Der Wolf Turbo Funk Kritik Rezension
„Turbo Funk“ ist das erste Album des Wolf seit 16 Jahren.
Album Turbo Funk
Label Bounty Records
Erscheinungsjahr 2016
Bewertung

Was haben deutscher HipHop und Pokémon Go gemeinsam? Vor 25 Jahren war die Vorstellung, ganze Horden junger Menschen würden durch die Welt laufen, mit einem tragbaren Telefon in der Hand, auf dessen Display sie virtuelle Monster suchen, genauso absurd wie die Idee, jemand aus Dortmund, Rostock oder Stuttgart könnte mit der Musik reüssieren, die als schwarzer Sound der amerikanischen Großstadt entstanden ist.

Wie sehr die HipHop-Fans der ersten Stunde mit deutschen Texten fremdelten und wie groß die Widerstände waren, die von den Pionieren des Genres hierzulande überwunden werden mussten, kann man sich heute kaum mehr vorstellen. Außer man hört Turbo Funk, das übermorgen erscheinende Comeback-Album von Der Wolf. Die Platte bestätigt alle Befürchtungen, die man damals haben konnte: Dieser Rap ist steif, aufgesetzt, peinlich und provinziell. Beim ersten Hören dominiert noch das Fremdschämen, ab dem zweiten Durchlauf wird es dann nur noch nervig.

Zum Auftakt beteuert Der Wolf in Darf ich vorstellen noch selbst: Ich bin schon seit 30 Jahren Rap-Fan!
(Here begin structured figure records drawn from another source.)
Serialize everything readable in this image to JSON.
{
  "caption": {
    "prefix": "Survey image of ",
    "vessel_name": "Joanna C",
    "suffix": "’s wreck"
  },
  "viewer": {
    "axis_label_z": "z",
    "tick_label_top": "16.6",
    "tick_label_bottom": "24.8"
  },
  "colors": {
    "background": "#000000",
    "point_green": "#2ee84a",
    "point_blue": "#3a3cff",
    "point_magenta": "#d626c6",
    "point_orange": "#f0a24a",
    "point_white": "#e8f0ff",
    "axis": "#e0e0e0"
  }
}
Er thematisiert dann den eigenen Niedergang und macht als Grund dafür ausgerechnet die Tatsache aus, er sei zu innovativ und ambitioniert für den Geschmack seiner Plattenfirma (und des Publikums) geworden. Dass es nach dem Erfolg von Das Album (1997) aber mit Musik aus (M)Einem Jahrzehnt (1998) und Was soll ich sagen (2000) stetig bergab ging, lag ganz offensichtlich eher an mangelnder Substanz, zu wenig Talent und einer unglückseligen Kombination aus zu wenig Interesse an Schulbildung, die er in seinem Hit Oh Shit – Frau Schmidt einst selbst thematisiert hat – viel zu frühem Ruhm und viel zu viel Dope. Von einer Weiterentwicklung kann keine Rede sein: Große Teile von Turbo Funk klingen wie der vollkommen uncoole Baukasten-Pseudo-HipHop, den Stefan Raab vor 20 Jahren gemacht hat.
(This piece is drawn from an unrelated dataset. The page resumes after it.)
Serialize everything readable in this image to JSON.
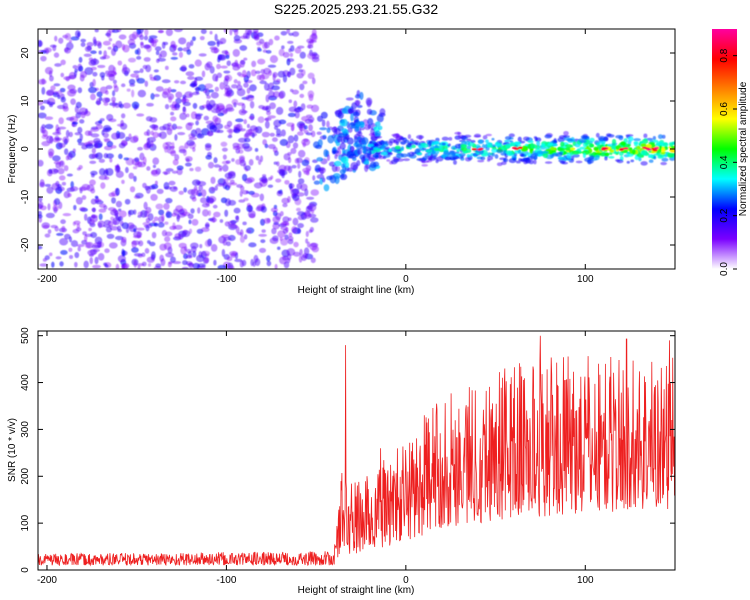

Die Platte bietet ein paar Gäste und integriert Elemente von Jungle, Reggae oder Elektro-Swing, kann aber nie ihren amateurhaften Charakter ablegen. Arm ab, als Battle-Rap angekündigt, ist stattdessen ein treffendes Beispiel für die lahmen Beats und die einfallslose Musik auf diesem Album, die klingt, als sei sie mit einem billigen und sehr alten Soundprogramm gebastelt worden. Die Texte sollen wohl, siehe Einerseits/Andererseits, „mitten aus dem Leben“ kommen, was aber bloß zur Folge hat, dass sie an Banalität kaum zu überbieten sind. Selbst wenn man das Glück hat, die Raps nicht zu verstehen, klingen Tracks wie Trust The DJ unfassbar gestrig. Vielleicht liegt das auch an der Entstehungsgeschichte von Turbo Funk: Ein Comeback des Dortmunders war schon für 2007 angekündigt, das geplante Album Wolf GTI kam dann aber nie heraus. Womöglich hat Der Wolf hier einige der damals eingemotteten Tracks wieder hervorgekramt.
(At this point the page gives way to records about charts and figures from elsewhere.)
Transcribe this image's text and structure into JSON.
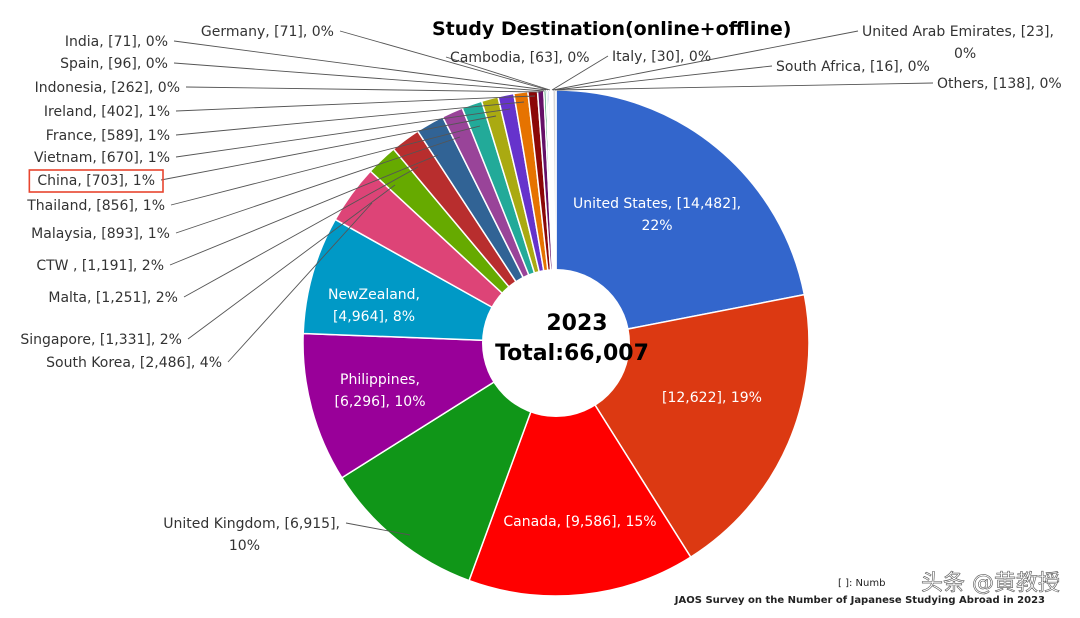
{
  "chart_data": {
    "type": "pie",
    "title": "Study Destination(online+offline)",
    "center_year": "2023",
    "center_total": "Total:66,007",
    "source": "JAOS Survey on the Number of Japanese Studying Abroad in 2023",
    "note": "[ ]: Numb",
    "watermark": "头条 @黄教授",
    "slices": [
      {
        "name": "United States",
        "value": 14482,
        "label": [
          "United States, [14,482],",
          "22%"
        ],
        "color": "#3366cc"
      },
      {
        "name": "",
        "value": 12622,
        "label": [
          "[12,622], 19%"
        ],
        "color": "#dc3912"
      },
      {
        "name": "Canada",
        "value": 9586,
        "label": [
          "Canada, [9,586], 15%"
        ],
        "color": "#ff0000"
      },
      {
        "name": "",
        "value": 6915,
        "label": [],
        "color": "#109618"
      },
      {
        "name": "Philippines",
        "value": 6296,
        "label": [
          "Philippines,",
          "[6,296], 10%"
        ],
        "color": "#990099"
      },
      {
        "name": "NewZealand",
        "value": 4964,
        "label": [
          "NewZealand,",
          "[4,964], 8%"
        ],
        "color": "#0099c6"
      },
      {
        "name": "",
        "value": 2486,
        "label": [],
        "color": "#dd4477"
      },
      {
        "name": "",
        "value": 1331,
        "label": [],
        "color": "#66aa00"
      },
      {
        "name": "",
        "value": 1251,
        "label": [],
        "color": "#b82e2e"
      },
      {
        "name": "",
        "value": 1191,
        "label": [],
        "color": "#316395"
      },
      {
        "name": "",
        "value": 893,
        "label": [],
        "color": "#994499"
      },
      {
        "name": "",
        "value": 856,
        "label": [],
        "color": "#22aa99"
      },
      {
        "name": "",
        "value": 703,
        "label": [],
        "color": "#aaaa11"
      },
      {
        "name": "",
        "value": 670,
        "label": [],
        "color": "#6633cc"
      },
      {
        "name": "",
        "value": 589,
        "label": [],
        "color": "#e67300"
      },
      {
        "name": "",
        "value": 402,
        "label": [],
        "color": "#8b0707"
      },
      {
        "name": "",
        "value": 262,
        "label": [],
        "color": "#651067"
      },
      {
        "name": "",
        "value": 96,
        "label": [],
        "color": "#329262"
      },
      {
        "name": "",
        "value": 71,
        "label": [],
        "color": "#5574a6"
      },
      {
        "name": "",
        "value": 71,
        "label": [],
        "color": "#3b3eac"
      },
      {
        "name": "",
        "value": 63,
        "label": [],
        "color": "#b77322"
      },
      {
        "name": "",
        "value": 30,
        "label": [],
        "color": "#16d620"
      },
      {
        "name": "",
        "value": 23,
        "label": [],
        "color": "#b91383"
      },
      {
        "name": "",
        "value": 16,
        "label": [],
        "color": "#f4359e"
      },
      {
        "name": "",
        "value": 138,
        "label": [],
        "color": "#d9d9d9"
      }
    ],
    "outside_labels": [
      {
        "text": [
          "United Kingdom, [6,915],",
          "10%"
        ],
        "highlight": false
      },
      {
        "text": [
          "South Korea, [2,486], 4%"
        ],
        "highlight": false
      },
      {
        "text": [
          "Singapore, [1,331], 2%"
        ],
        "highlight": false
      },
      {
        "text": [
          "Malta, [1,251], 2%"
        ],
        "highlight": false
      },
      {
        "text": [
          "CTW , [1,191], 2%"
        ],
        "highlight": false
      },
      {
        "text": [
          "Malaysia, [893], 1%"
        ],
        "highlight": false
      },
      {
        "text": [
          "Thailand, [856], 1%"
        ],
        "highlight": false
      },
      {
        "text": [
          "China, [703], 1%"
        ],
        "highlight": true
      },
      {
        "text": [
          "Vietnam, [670], 1%"
        ],
        "highlight": false
      },
      {
        "text": [
          "France, [589], 1%"
        ],
        "highlight": false
      },
      {
        "text": [
          "Ireland, [402], 1%"
        ],
        "highlight": false
      },
      {
        "text": [
          "Indonesia, [262], 0%"
        ],
        "highlight": false
      },
      {
        "text": [
          "Spain, [96], 0%"
        ],
        "highlight": false
      },
      {
        "text": [
          "India, [71], 0%"
        ],
        "highlight": false
      },
      {
        "text": [
          "Germany, [71], 0%"
        ],
        "highlight": false
      },
      {
        "text": [
          "Cambodia, [63], 0%"
        ],
        "highlight": false
      },
      {
        "text": [
          "Italy, [30], 0%"
        ],
        "highlight": false
      },
      {
        "text": [
          "United Arab Emirates, [23],",
          "0%"
        ],
        "highlight": false
      },
      {
        "text": [
          "South Africa, [16], 0%"
        ],
        "highlight": false
      },
      {
        "text": [
          "Others, [138], 0%"
        ],
        "highlight": false
      }
    ]
  }
}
Dass Der Wolf, der eigentlich Jens Albert heißt, immerhin noch schnell rappen kann, zeigt er in Meet Me Pon Di Dancefloor, das ansonsten völlig überflüssig ist. Sie hat nichts weiter als das Radio an (mit Sista Silk) und Wolf GTI (mit Cosmo Klein) deuten an, dass es immerhin manchmal eine halbe gute Idee pro Lied gibt und werden so schon zu den Höhepunkten von Turbo Funk.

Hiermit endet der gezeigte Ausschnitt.